LE CIRQUE DU SOMMEIL
Maio 29, 2013
J.J. Faria Santos
Numa configuração mais semelhante à actual, o circo nasceu em Inglaterra no século XVIII e começou por ser uma sucessão de exibições equestres, evoluindo para um agregado de performances múltiplas que abrange, entre outros, actos de funambulismo, acrobacia, magia, números com animais e pantomina. Com origem remota nos mimos gregos e romanos, o palhaço chegou ao circo em finais do século XVIII e é hoje imprescindível no alinhamento do espectáculo.
Um “circo mediático” armou a sua tenda à volta de declarações de Miguel Sousa Tavares em que este apelidou de palhaço um órgão de soberania unipessoal.

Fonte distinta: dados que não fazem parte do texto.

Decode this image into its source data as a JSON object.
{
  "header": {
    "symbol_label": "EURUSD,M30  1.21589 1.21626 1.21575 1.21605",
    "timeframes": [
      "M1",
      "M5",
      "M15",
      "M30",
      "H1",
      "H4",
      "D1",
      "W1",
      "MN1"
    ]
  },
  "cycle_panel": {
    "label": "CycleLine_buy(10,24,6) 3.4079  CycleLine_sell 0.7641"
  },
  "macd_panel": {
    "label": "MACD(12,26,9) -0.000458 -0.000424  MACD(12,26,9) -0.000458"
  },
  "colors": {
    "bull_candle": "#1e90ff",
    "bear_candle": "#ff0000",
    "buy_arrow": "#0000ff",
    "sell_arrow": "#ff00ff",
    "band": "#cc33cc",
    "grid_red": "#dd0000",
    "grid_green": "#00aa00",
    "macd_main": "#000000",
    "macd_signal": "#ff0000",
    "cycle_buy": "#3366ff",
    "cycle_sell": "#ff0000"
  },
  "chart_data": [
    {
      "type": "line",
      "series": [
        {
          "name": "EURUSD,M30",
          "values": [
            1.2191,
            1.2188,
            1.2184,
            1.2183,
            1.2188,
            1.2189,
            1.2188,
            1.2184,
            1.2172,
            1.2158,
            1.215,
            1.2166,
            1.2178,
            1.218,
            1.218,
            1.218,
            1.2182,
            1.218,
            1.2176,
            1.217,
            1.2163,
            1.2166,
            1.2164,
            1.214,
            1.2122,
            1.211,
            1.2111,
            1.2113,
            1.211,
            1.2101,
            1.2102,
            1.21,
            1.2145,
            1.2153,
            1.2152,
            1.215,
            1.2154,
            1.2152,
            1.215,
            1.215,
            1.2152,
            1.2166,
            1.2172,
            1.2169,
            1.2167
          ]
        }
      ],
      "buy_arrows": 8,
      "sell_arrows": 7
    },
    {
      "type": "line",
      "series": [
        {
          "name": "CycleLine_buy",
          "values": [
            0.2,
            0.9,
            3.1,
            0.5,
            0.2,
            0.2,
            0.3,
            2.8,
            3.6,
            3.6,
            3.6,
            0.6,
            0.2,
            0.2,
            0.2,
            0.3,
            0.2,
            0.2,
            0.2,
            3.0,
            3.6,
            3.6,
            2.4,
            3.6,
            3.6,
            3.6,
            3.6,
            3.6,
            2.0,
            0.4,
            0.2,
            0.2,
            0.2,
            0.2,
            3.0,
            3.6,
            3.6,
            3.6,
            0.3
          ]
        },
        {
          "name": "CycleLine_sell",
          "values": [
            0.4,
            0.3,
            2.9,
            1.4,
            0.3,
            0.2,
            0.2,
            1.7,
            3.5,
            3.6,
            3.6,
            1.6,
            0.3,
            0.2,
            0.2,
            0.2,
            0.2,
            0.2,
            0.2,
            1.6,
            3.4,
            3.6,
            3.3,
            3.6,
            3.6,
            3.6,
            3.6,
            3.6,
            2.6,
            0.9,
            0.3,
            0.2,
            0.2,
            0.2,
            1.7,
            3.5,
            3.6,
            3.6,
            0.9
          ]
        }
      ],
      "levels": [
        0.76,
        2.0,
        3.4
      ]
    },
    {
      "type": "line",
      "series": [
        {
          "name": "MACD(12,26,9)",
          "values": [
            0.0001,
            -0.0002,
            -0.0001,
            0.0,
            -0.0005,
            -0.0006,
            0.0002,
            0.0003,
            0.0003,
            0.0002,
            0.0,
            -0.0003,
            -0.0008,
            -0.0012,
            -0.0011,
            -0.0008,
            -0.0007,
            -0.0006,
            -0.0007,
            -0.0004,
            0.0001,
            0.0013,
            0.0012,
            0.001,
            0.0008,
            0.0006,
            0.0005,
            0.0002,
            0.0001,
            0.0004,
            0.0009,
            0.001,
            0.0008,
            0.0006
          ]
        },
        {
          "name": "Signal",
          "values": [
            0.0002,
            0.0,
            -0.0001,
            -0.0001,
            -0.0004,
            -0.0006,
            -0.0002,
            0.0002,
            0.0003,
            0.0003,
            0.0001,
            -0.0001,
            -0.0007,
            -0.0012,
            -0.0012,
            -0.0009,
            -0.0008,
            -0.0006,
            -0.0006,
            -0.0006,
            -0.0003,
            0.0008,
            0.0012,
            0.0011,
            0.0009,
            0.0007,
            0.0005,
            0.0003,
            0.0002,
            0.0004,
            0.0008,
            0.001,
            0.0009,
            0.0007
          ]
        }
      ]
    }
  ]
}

Apesar de prontamente ter classificado o facto como um “deslize”, admitindo ter sido “excessivo” na qualificação, Sousa Tavares não se livrou da abertura de um inquérito por parte da Procuradoria-Geral da República. O jornalista não se coibiu de frisar que respeita o Chefe de Estado mas “não tem nenhuma consideração política pelo professor Cavaco Silva”. Quanto ao Presidente da República, julgamos saber que é particularmente sensível a ataques mais virulentos, faltando-lhe alguma tolerância democrática e capacidade de encaixe, resvalando ele próprio para alguns comportamentos revanchistas. Está no direito de se sentir ofendido, mas talvez possamos alvitrar, citando Agustina Bessa-Luís (O Comum dos Mortais, Guimarães Editores), que “quem põe muito alto as suas virtudes pretende iludir com elas as paixões.”
Parece existir uma predisposição na classe jornalística para associar esta personagem circense ao universo da política. Quem é que em Dezembro de 2009, no Jornal de Notícias, escreveu um artigo de opinião precisamente intitulado “O Palhaço”? O inolvidável Mário Crespo. E numa enumeração abrangente e totalizante, estilo sniper disparando indiscriminadamente em todas as direcções, presenteou-nos com nacos de prosa deste calibre: “O palhaço compra acções não cotadas e num ano consegue que rendam 147,5 por cento. E acha bem. (…) O palhaço porta-se como um labrego no Parlamento, como um boçal nos conselhos de administração e é grosseiro nas entrevistas. (…) O palhaço faz mal orçamentos. E depois rectifica-os. E diz que não dá dinheiro para desvarios. (….) O palhaço é inimputável. Porque não lhe tem acontecido nada desde que conseguiu uma passagem administrativa ou aprendeu o inglês dos técnicos e se tornou político. Este é o país do palhaço.” Eloquente e furibundo…ou talvez só furibundo…
Em Maio de 2013, muito para além da honra do alegado ofendido e da liberdade de expressão do alegado ofensor, o que está em causa é a preservação das instituições democráticas e, porventura, no limite, a sobrevivência do regime no contexto de uma soberania limitada. Este episódio é sumamente irrelevante quando comparado com a conjuntura política, financeira, económica e social. É por isso que ele é um fait-divers insignificante e entediante. A este circo mediático falta a vibração e a consistência do Cirque du Soleil; é uma espécie de Cirque du Sommeil.
O que deveria desassossegar o senhor Presidente da República é a generalizada percepção de que ele é cúmplice na sustentação de um Governo que labora persistentemente na imperfeição, no erro, no mal. E o mal, como escreveu Agustina Bessa-Luís na obra referenciada, “é como um charco onde as bolhas fervem e se abrem como bubões de peste. Quem passa ao seu alcance é chamado; quem o desconhece, está perdido; quem lhe sorri, pertence-lhe.”